趙寶珠和葉京華都跟衙門上告了假, 一路回到了葉府。

不到半刻葉夫人急匆匆地回來了:“卿兒——”

葉夫人像是從哪個宴會上下來的,滿頭珠翠金釵,妃色地羅袖飛舞, 急匆匆地走過來,一把拉住了葉京華:

”快讓我看看,傷著哪了?” 葉夫人滿臉蒼白, 將葉京華上上下下看了個遍。

葉京華斂下眼, 道:“母親,我沒事。”

葉夫人將他身上細細看了一遍,見確實沒什麽地方受傷, 才放下了心。而後又見趙寶珠坐在一邊, 睜著雙大眼睛看著她, 葉夫人’喲’了一聲, 趕忙迎上去:

“我的兒!” 葉夫人將他提溜起來, 又是一番上下探看:“可有傷著?“

趙寶珠聞到迎面一股香風襲來,臉頰紅了紅, 不好意思道:“回夫人……沒、沒有。”

葉京華走過來, 動作自然地攬過趙寶珠的腰肢坐下:“沒傷著,只是嚇著了。”

葉夫人聞言點了點頭,見趙寶珠一張小臉白生生的,嘴唇似是也有點白, 心疼地伸手摸了摸少年的臉蛋:“真是的,光天化日,誰會想到有刺客?” 說著便將趙寶珠摟到了懷裏揉搓了一番:”小可憐見兒的, 嚇壞了是不是?”

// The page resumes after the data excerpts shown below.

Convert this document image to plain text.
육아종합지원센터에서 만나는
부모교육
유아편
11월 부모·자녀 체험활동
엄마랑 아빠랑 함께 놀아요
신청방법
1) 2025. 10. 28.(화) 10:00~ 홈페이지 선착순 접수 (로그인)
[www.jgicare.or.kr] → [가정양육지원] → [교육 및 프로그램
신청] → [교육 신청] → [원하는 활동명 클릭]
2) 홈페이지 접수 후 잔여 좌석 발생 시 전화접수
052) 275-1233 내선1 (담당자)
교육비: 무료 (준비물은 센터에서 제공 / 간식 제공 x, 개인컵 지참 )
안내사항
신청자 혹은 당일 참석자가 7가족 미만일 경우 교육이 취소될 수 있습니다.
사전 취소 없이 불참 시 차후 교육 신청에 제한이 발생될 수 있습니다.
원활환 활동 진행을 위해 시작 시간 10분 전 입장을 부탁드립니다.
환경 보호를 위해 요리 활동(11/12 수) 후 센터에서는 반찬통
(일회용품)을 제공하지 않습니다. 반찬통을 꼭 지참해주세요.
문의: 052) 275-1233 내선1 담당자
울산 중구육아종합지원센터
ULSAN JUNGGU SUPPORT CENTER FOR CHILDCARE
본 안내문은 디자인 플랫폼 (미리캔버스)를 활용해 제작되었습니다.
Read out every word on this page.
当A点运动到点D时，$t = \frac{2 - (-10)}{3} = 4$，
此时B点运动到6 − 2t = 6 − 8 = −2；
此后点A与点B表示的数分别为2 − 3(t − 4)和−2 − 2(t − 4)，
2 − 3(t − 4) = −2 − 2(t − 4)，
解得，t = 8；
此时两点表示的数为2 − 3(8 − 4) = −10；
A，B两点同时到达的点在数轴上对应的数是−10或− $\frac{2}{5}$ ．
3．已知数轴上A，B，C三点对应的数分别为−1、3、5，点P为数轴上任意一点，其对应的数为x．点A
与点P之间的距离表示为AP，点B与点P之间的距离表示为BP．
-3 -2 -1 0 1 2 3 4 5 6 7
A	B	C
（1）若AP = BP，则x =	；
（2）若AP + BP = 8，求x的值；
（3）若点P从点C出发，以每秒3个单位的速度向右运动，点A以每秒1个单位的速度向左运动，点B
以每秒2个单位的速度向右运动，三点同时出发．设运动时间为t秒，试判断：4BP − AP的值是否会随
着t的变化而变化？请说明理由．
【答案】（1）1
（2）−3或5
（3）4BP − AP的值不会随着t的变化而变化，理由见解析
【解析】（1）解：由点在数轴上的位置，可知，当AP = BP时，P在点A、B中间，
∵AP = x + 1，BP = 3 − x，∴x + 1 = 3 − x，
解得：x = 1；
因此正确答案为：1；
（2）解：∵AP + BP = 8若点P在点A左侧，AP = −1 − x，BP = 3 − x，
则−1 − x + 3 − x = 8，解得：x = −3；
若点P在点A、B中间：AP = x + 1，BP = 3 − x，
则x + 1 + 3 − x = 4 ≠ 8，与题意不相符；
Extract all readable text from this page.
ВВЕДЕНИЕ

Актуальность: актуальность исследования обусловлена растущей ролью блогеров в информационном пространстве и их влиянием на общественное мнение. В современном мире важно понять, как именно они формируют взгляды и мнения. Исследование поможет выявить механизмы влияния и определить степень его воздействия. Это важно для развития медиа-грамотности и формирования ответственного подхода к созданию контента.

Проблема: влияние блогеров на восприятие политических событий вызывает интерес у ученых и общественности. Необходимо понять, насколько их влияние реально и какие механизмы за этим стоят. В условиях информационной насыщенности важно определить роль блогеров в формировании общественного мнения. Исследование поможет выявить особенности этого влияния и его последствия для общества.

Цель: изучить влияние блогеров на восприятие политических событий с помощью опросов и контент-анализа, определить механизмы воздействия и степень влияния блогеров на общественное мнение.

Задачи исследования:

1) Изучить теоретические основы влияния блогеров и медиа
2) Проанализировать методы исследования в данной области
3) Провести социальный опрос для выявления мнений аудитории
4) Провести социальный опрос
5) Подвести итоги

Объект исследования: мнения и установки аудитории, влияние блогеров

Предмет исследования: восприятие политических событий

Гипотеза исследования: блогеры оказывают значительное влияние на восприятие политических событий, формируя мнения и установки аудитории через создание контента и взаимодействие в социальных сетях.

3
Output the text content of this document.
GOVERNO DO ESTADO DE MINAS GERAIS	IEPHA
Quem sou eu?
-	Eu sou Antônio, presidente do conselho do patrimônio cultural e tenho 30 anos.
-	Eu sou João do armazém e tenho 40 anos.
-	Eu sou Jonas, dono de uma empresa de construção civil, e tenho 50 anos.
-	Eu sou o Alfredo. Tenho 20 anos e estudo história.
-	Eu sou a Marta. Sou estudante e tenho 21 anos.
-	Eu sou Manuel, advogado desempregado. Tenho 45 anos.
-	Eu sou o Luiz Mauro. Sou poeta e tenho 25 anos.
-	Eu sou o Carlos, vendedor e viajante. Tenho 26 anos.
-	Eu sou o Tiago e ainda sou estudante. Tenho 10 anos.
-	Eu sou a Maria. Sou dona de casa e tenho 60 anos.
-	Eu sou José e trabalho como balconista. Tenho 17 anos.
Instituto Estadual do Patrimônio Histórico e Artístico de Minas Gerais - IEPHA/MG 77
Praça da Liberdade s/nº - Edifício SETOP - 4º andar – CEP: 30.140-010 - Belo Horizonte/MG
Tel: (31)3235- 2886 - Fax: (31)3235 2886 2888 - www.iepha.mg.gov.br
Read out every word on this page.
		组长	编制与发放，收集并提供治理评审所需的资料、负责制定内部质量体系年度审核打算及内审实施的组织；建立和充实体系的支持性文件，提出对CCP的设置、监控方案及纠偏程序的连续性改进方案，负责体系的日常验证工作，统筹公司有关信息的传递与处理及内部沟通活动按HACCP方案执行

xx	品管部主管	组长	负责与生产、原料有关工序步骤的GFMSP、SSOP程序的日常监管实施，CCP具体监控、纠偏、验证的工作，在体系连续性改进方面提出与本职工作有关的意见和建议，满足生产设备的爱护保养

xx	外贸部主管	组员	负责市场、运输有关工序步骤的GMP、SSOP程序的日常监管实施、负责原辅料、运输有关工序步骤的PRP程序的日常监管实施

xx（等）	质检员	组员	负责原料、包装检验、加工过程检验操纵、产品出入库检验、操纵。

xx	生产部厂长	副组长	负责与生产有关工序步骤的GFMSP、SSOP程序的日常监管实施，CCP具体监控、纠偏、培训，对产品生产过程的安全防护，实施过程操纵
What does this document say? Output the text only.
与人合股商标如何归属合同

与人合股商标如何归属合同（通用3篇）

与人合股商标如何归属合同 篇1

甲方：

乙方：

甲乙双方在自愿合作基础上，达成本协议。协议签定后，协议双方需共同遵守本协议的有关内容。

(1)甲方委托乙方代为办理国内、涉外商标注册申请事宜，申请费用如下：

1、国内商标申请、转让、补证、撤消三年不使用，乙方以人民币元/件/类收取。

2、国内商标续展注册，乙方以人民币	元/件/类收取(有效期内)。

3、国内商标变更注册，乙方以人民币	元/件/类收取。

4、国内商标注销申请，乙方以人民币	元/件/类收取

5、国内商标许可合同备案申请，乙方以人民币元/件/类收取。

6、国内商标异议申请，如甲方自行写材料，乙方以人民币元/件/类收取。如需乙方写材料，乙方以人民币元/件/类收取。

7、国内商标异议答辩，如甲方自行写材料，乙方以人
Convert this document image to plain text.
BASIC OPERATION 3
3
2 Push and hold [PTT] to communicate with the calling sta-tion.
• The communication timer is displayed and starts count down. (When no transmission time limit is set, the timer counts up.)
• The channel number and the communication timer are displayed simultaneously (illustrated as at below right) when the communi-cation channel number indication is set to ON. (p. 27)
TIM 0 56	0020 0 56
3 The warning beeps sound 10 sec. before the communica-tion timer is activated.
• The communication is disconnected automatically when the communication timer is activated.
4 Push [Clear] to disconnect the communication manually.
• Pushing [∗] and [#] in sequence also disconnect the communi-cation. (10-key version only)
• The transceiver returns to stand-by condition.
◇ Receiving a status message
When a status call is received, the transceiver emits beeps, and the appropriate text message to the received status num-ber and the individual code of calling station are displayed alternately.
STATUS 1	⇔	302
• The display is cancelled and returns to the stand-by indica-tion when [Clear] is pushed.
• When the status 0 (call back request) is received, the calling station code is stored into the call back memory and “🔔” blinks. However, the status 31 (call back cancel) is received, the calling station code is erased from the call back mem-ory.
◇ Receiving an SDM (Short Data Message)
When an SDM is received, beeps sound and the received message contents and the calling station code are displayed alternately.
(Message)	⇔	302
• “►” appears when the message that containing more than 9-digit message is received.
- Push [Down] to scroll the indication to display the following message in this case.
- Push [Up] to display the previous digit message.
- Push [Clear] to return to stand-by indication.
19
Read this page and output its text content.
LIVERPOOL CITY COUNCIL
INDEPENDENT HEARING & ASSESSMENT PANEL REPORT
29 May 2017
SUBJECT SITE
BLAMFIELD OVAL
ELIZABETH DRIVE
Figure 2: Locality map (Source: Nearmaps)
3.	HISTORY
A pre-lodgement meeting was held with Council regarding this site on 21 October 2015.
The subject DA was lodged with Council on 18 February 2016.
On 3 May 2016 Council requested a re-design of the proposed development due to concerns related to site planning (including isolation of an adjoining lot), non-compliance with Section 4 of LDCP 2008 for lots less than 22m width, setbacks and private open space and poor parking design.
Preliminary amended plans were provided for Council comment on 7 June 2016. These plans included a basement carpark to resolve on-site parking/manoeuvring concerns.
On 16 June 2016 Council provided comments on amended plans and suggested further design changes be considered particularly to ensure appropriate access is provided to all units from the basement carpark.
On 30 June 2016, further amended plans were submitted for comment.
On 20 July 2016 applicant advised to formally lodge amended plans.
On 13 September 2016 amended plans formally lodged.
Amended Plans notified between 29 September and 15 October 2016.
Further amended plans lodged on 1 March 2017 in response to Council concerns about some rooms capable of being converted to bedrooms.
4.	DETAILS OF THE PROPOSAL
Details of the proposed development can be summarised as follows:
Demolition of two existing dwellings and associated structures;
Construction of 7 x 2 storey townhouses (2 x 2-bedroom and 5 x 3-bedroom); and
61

趙寶珠被婦人柳條般的雙臂摟住, 女子染著豆蔻的手指愛憐地扶著他的額角,不禁有些感動——他娘去得早, 生命中鮮少女性長輩,像葉夫人這樣憐愛於他。趙寶珠雙頰泛紅,老老實實地點了點頭:

“是有些嚇人。”

見他這麽乖乖巧巧的樣子,葉夫人更是心疼。她生的幾個孩子,一個比一個面冷心硬,少有趙寶珠這麽愛嬌的孩子,見狀真是喜歡地撒不開手:

“不怕不怕,有娘親護著我們寶兒。” 葉夫人將小孩兒摟緊了,將趙寶珠的面粉紅鮮嫩如剛剝殼的荔枝一般,一時有些心癢,不覺擡起手掐了一把。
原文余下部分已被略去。